René Schickele: Letter to Alfred Neumann (14 July 1934)
René Schickele: Letter to Alfred Neumann (14 July 1934)
[…] gestern im Radio die Reichstagsrede Hitlers! [...] ein oder zwei Mal verspürte ich die gleiche Angst wie als Kind, wenn ich dem grossen Fleischerhund begegnete.
[ […] yesterday Hitler’s Reichstag speech was on the radio! […] once or twice I felt the same fear I had as a child when I ran into the big bloodhound. (ed. trans.)]
René Schickele to Alfred Neumann, 1934
After going into exile, many emigrants had limited access to information about the affairs, events and political developments within Germany. Nonetheless, publications in the exile press and commentaries on happenings in letters and diaries show that, at least at first, a good deal of information found its way out. This is also confirmed by the diary entries of René Schickele. However, since he had already moved to South Africa in autumn 1932, he did not experience the months surrounding Hitler’s seizure of power in the flesh, as those who first fled Germany in early 1933 did.

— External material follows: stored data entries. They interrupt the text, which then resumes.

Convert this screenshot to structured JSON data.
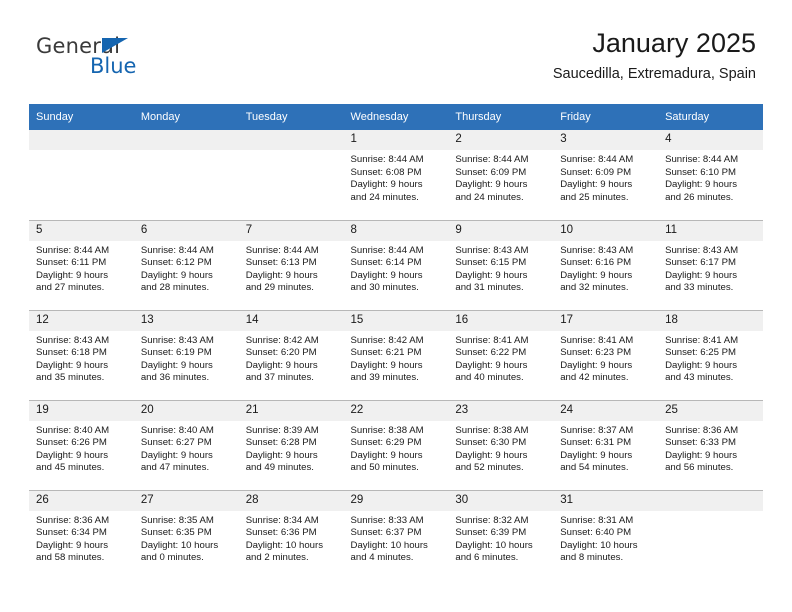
{
  "logo": {
    "word_top": "General",
    "word_bottom": "Blue",
    "triangle_color": "#1565b0",
    "text_color": "#3a3a3a"
  },
  "header": {
    "title": "January 2025",
    "subtitle": "Saucedilla, Extremadura, Spain"
  },
  "theme": {
    "header_blue": "#2e71b8",
    "daynum_band": "#f0f0f0",
    "grid_line": "#b7b7b7"
  },
  "weekday_headers": [
    "Sunday",
    "Monday",
    "Tuesday",
    "Wednesday",
    "Thursday",
    "Friday",
    "Saturday"
  ],
  "weeks": [
    [
      {
        "day": "",
        "sunrise": "",
        "sunset": "",
        "daylight_line1": "",
        "daylight_line2": ""
      },
      {
        "day": "",
        "sunrise": "",
        "sunset": "",
        "daylight_line1": "",
        "daylight_line2": ""
      },
      {
        "day": "",
        "sunrise": "",
        "sunset": "",
        "daylight_line1": "",
        "daylight_line2": ""
      },
      {
        "day": "1",
        "sunrise": "Sunrise: 8:44 AM",
        "sunset": "Sunset: 6:08 PM",
        "daylight_line1": "Daylight: 9 hours",
        "daylight_line2": "and 24 minutes."
      },
      {
        "day": "2",
        "sunrise": "Sunrise: 8:44 AM",
        "sunset": "Sunset: 6:09 PM",
        "daylight_line1": "Daylight: 9 hours",
        "daylight_line2": "and 24 minutes."
      },
      {
        "day": "3",
        "sunrise": "Sunrise: 8:44 AM",
        "sunset": "Sunset: 6:09 PM",
        "daylight_line1": "Daylight: 9 hours",
        "daylight_line2": "and 25 minutes."
      },
      {
        "day": "4",
        "sunrise": "Sunrise: 8:44 AM",
        "sunset": "Sunset: 6:10 PM",
        "daylight_line1": "Daylight: 9 hours",
        "daylight_line2": "and 26 minutes."
      }
    ],
    [
      {
        "day": "5",
        "sunrise": "Sunrise: 8:44 AM",
        "sunset": "Sunset: 6:11 PM",
        "daylight_line1": "Daylight: 9 hours",
        "daylight_line2": "and 27 minutes."
      },
      {
        "day": "6",
        "sunrise": "Sunrise: 8:44 AM",
        "sunset": "Sunset: 6:12 PM",
        "daylight_line1": "Daylight: 9 hours",
        "daylight_line2": "and 28 minutes."
      },
      {
        "day": "7",
        "sunrise": "Sunrise: 8:44 AM",
        "sunset": "Sunset: 6:13 PM",
        "daylight_line1": "Daylight: 9 hours",
        "daylight_line2": "and 29 minutes."
      },
      {
        "day": "8",
        "sunrise": "Sunrise: 8:44 AM",
        "sunset": "Sunset: 6:14 PM",
        "daylight_line1": "Daylight: 9 hours",
        "daylight_line2": "and 30 minutes."
      },
      {
        "day": "9",
        "sunrise": "Sunrise: 8:43 AM",
        "sunset": "Sunset: 6:15 PM",
        "daylight_line1": "Daylight: 9 hours",
        "daylight_line2": "and 31 minutes."
      },
      {
        "day": "10",
        "sunrise": "Sunrise: 8:43 AM",
        "sunset": "Sunset: 6:16 PM",
        "daylight_line1": "Daylight: 9 hours",
        "daylight_line2": "and 32 minutes."
      },
      {
        "day": "11",
        "sunrise": "Sunrise: 8:43 AM",
        "sunset": "Sunset: 6:17 PM",
        "daylight_line1": "Daylight: 9 hours",
        "daylight_line2": "and 33 minutes."
      }
    ],
    [
      {
        "day": "12",
        "sunrise": "Sunrise: 8:43 AM",
        "sunset": "Sunset: 6:18 PM",
        "daylight_line1": "Daylight: 9 hours",
        "daylight_line2": "and 35 minutes."
      },
      {
        "day": "13",
        "sunrise": "Sunrise: 8:43 AM",
        "sunset": "Sunset: 6:19 PM",
        "daylight_line1": "Daylight: 9 hours",
        "daylight_line2": "and 36 minutes."
      },
      {
        "day": "14",
        "sunrise": "Sunrise: 8:42 AM",
        "sunset": "Sunset: 6:20 PM",
        "daylight_line1": "Daylight: 9 hours",
        "daylight_line2": "and 37 minutes."
      },
      {
        "day": "15",
        "sunrise": "Sunrise: 8:42 AM",
        "sunset": "Sunset: 6:21 PM",
        "daylight_line1": "Daylight: 9 hours",
        "daylight_line2": "and 39 minutes."
      },
      {
        "day": "16",
        "sunrise": "Sunrise: 8:41 AM",
        "sunset": "Sunset: 6:22 PM",
        "daylight_line1": "Daylight: 9 hours",
        "daylight_line2": "and 40 minutes."
      },
      {
        "day": "17",
        "sunrise": "Sunrise: 8:41 AM",
        "sunset": "Sunset: 6:23 PM",
        "daylight_line1": "Daylight: 9 hours",
        "daylight_line2": "and 42 minutes."
      },
      {
        "day": "18",
        "sunrise": "Sunrise: 8:41 AM",
        "sunset": "Sunset: 6:25 PM",
        "daylight_line1": "Daylight: 9 hours",
        "daylight_line2": "and 43 minutes."
      }
    ],
    [
      {
        "day": "19",
        "sunrise": "Sunrise: 8:40 AM",
        "sunset": "Sunset: 6:26 PM",
        "daylight_line1": "Daylight: 9 hours",
        "daylight_line2": "and 45 minutes."
      },
      {
        "day": "20",
        "sunrise": "Sunrise: 8:40 AM",
        "sunset": "Sunset: 6:27 PM",
        "daylight_line1": "Daylight: 9 hours",
        "daylight_line2": "and 47 minutes."
      },
      {
        "day": "21",
        "sunrise": "Sunrise: 8:39 AM",
        "sunset": "Sunset: 6:28 PM",
        "daylight_line1": "Daylight: 9 hours",
        "daylight_line2": "and 49 minutes."
      },
      {
        "day": "22",
        "sunrise": "Sunrise: 8:38 AM",
        "sunset": "Sunset: 6:29 PM",
        "daylight_line1": "Daylight: 9 hours",
        "daylight_line2": "and 50 minutes."
      },
      {
        "day": "23",
        "sunrise": "Sunrise: 8:38 AM",
        "sunset": "Sunset: 6:30 PM",
        "daylight_line1": "Daylight: 9 hours",
        "daylight_line2": "and 52 minutes."
      },
      {
        "day": "24",
        "sunrise": "Sunrise: 8:37 AM",
        "sunset": "Sunset: 6:31 PM",
        "daylight_line1": "Daylight: 9 hours",
        "daylight_line2": "and 54 minutes."
      },
      {
        "day": "25",
        "sunrise": "Sunrise: 8:36 AM",
        "sunset": "Sunset: 6:33 PM",
        "daylight_line1": "Daylight: 9 hours",
        "daylight_line2": "and 56 minutes."
      }
    ],
    [
      {
        "day": "26",
        "sunrise": "Sunrise: 8:36 AM",
        "sunset": "Sunset: 6:34 PM",
        "daylight_line1": "Daylight: 9 hours",
        "daylight_line2": "and 58 minutes."
      },
      {
        "day": "27",
        "sunrise": "Sunrise: 8:35 AM",
        "sunset": "Sunset: 6:35 PM",
        "daylight_line1": "Daylight: 10 hours",
        "daylight_line2": "and 0 minutes."
      },
      {
        "day": "28",
        "sunrise": "Sunrise: 8:34 AM",
        "sunset": "Sunset: 6:36 PM",
        "daylight_line1": "Daylight: 10 hours",
        "daylight_line2": "and 2 minutes."
      },
      {
        "day": "29",
        "sunrise": "Sunrise: 8:33 AM",
        "sunset": "Sunset: 6:37 PM",
        "daylight_line1": "Daylight: 10 hours",
        "daylight_line2": "and 4 minutes."
      },
      {
        "day": "30",
        "sunrise": "Sunrise: 8:32 AM",
        "sunset": "Sunset: 6:39 PM",
        "daylight_line1": "Daylight: 10 hours",
        "daylight_line2": "and 6 minutes."
      },
      {
        "day": "31",
        "sunrise": "Sunrise: 8:31 AM",
        "sunset": "Sunset: 6:40 PM",
        "daylight_line1": "Daylight: 10 hours",
        "daylight_line2": "and 8 minutes."
      },
      {
        "day": "",
        "sunrise": "",
        "sunset": "",
        "daylight_line1": "",
        "daylight_line2": ""
      }
    ]
  ]
}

In this letter to Alfred Neumann from 14 July 1934, René Schickele expresses in a most immediate fashion his personal experience upon hearing Hitler’s Reichstag speech from 13 July 1934 on the radio. Schickele had borrowed the radio from the Yiddish author Schalom Asch, who lived in his neighbourhood in Nice, and had listened to an Italian broadcaster’s transmission of Hilter’s speech after the so-called Röhm Putsch. A day later he wrote to his friend Annette Kolb about the same experience: “Don’t look back over the Rhein, dear Annette, turn your back to it! It will end, I tell you, with a world-historic rape and murder. You see, the victims love their executioner – they love him! Since the day before yesterday I’m finally sure of it!”